Frontline Ltd. reported unaudited results for the three months and year ended December 31, 2017.
- Reports net loss attributable to the Company of $248.4 million, or $1.46 per share, for the fourth quarter of 2017, including non-cash impairment losses of $255.8 million
- Reports net income attributable to the Company adjusted for certain non-cash items of $5.0 million, or $0.03 per share, for the fourth quarter of 2017.
- Reports net loss attributable to the Company of $264.9 million, or $1.56 per share, and a net loss adjusted for certain non-cash items of $4.4 million, or $0.03 per share, for the year ended December 31, 2017.
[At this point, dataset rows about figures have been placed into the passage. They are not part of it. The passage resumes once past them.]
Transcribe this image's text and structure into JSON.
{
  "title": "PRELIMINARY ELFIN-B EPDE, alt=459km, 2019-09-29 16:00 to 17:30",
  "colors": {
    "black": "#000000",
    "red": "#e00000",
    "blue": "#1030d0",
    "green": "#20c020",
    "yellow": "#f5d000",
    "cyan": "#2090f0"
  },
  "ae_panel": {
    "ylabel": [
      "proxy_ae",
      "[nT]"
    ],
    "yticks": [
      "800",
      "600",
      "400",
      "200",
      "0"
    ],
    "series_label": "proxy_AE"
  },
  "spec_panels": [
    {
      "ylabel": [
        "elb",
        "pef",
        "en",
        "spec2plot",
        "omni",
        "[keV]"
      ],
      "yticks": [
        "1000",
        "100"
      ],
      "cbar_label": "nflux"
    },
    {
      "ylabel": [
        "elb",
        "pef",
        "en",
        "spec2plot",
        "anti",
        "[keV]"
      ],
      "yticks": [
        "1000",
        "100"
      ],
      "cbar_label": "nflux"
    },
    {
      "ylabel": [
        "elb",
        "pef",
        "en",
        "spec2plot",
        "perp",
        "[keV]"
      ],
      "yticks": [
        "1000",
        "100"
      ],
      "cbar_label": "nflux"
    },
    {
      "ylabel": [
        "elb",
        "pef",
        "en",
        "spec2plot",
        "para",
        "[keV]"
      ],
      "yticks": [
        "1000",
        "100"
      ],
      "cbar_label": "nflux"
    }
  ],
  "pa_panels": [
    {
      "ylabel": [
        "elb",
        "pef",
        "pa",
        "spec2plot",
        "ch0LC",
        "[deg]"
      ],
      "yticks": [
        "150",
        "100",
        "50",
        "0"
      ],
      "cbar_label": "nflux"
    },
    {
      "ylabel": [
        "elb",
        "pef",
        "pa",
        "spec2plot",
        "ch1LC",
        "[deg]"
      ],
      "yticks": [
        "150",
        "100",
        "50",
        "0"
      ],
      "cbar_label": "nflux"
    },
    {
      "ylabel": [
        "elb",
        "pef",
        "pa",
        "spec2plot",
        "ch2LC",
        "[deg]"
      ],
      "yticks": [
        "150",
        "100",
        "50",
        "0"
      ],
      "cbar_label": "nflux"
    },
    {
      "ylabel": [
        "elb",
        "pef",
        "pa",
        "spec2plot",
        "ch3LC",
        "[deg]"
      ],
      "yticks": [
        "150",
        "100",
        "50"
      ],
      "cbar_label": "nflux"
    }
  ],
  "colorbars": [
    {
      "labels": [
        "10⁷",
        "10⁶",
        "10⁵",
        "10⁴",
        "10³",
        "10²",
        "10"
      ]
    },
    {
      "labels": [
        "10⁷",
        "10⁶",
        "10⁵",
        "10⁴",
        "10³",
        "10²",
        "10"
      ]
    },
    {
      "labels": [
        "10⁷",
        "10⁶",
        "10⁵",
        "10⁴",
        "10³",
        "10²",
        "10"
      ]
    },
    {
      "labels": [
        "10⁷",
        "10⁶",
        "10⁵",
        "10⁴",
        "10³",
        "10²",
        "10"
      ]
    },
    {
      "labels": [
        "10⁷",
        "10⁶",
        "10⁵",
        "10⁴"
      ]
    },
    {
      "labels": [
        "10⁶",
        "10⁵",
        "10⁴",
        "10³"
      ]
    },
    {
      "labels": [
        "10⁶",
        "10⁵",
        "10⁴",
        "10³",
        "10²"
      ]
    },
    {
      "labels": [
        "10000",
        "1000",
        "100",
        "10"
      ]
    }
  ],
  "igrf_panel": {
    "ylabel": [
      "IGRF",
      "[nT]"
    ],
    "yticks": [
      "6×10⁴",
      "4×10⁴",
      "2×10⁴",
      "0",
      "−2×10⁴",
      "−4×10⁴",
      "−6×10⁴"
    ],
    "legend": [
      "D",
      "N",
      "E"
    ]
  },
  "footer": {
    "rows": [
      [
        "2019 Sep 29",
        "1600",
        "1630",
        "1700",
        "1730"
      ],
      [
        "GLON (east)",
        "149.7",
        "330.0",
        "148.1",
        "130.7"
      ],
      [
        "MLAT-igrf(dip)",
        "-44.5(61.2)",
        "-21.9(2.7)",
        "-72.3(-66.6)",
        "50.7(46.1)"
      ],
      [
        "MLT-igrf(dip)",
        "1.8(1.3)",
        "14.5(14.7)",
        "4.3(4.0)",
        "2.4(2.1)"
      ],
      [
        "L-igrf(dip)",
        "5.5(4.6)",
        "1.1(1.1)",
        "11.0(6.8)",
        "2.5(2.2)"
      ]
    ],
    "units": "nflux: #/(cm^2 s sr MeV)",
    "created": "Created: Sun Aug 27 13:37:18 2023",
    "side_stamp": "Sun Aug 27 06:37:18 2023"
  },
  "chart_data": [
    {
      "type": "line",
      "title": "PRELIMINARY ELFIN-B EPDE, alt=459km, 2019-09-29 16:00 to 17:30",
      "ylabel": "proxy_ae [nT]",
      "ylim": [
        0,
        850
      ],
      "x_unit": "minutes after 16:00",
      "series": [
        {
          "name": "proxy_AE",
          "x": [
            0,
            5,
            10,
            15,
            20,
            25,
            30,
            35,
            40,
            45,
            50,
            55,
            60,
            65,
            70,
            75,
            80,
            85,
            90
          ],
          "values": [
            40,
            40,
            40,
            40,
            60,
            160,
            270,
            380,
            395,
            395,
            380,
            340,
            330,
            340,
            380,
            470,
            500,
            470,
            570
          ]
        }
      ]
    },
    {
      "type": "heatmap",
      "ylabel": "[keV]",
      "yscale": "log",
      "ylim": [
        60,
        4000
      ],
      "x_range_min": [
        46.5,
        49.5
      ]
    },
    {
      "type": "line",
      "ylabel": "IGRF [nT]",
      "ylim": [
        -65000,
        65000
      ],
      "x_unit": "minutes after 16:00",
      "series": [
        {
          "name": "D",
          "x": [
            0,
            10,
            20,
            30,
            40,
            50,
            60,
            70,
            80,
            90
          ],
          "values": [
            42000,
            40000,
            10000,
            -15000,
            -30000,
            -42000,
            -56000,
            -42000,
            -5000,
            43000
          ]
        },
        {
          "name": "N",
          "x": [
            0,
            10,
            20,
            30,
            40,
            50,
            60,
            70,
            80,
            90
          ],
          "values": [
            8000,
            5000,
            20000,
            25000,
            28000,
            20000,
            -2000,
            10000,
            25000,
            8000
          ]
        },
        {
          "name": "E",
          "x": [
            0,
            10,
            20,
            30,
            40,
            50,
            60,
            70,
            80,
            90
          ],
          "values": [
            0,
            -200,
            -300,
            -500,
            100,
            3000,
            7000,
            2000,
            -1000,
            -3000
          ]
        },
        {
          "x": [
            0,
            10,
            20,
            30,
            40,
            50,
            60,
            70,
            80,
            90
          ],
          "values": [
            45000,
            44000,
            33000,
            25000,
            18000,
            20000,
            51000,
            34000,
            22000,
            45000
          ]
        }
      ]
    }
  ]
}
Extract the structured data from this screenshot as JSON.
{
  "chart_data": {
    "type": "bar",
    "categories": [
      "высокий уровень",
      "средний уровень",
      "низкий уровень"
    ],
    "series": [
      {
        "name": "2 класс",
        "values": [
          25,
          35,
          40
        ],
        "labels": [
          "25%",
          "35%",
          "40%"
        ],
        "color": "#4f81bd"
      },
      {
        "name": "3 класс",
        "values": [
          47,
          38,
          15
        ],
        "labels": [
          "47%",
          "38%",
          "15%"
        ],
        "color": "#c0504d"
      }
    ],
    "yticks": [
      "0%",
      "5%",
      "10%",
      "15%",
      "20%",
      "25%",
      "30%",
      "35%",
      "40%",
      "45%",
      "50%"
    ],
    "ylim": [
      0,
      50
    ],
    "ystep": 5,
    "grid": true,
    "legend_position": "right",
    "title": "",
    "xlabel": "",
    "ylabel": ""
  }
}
- Agreed with Ship Finance to terminate the long-term charter for the 1998-built VLCC Front Circassia.
- Extended the terms of its senior unsecured loan facility of up to $275.0 million facility with an affiliate of Hemen Holding Ltd. by 12 months to November 2019.
Robert Hvide Macleod, Chief Executive Officer of Frontline Management AS commented:
“The spot rates in the fourth quarter were weak, as inventory draws impacted a freight market that was already suffering from high fleet growth. At the same time, the key drivers for the tanker market, crude oil demand and the world economy remain strong, and we may also be nearing the end of the cycle of inventory draws. The headwind factors experienced in 2017 could turn in our favour possibly towards the end of the year. The quarter shows Frontline’s resilience in weak markets, which is the direct result of low break-even levels and access to competitively priced capital.”
Inger M. Klemp, Chief Financial Officer of Frontline Management AS, added:
“With asset values, rates and Frontline’s cash break-even rates at historically low levels our downside risk is limited. We are in a unique position to capitalize on increases in both asset values and rates and we have a strong liquidity position in excess of $300 million as at the end of December 2017.”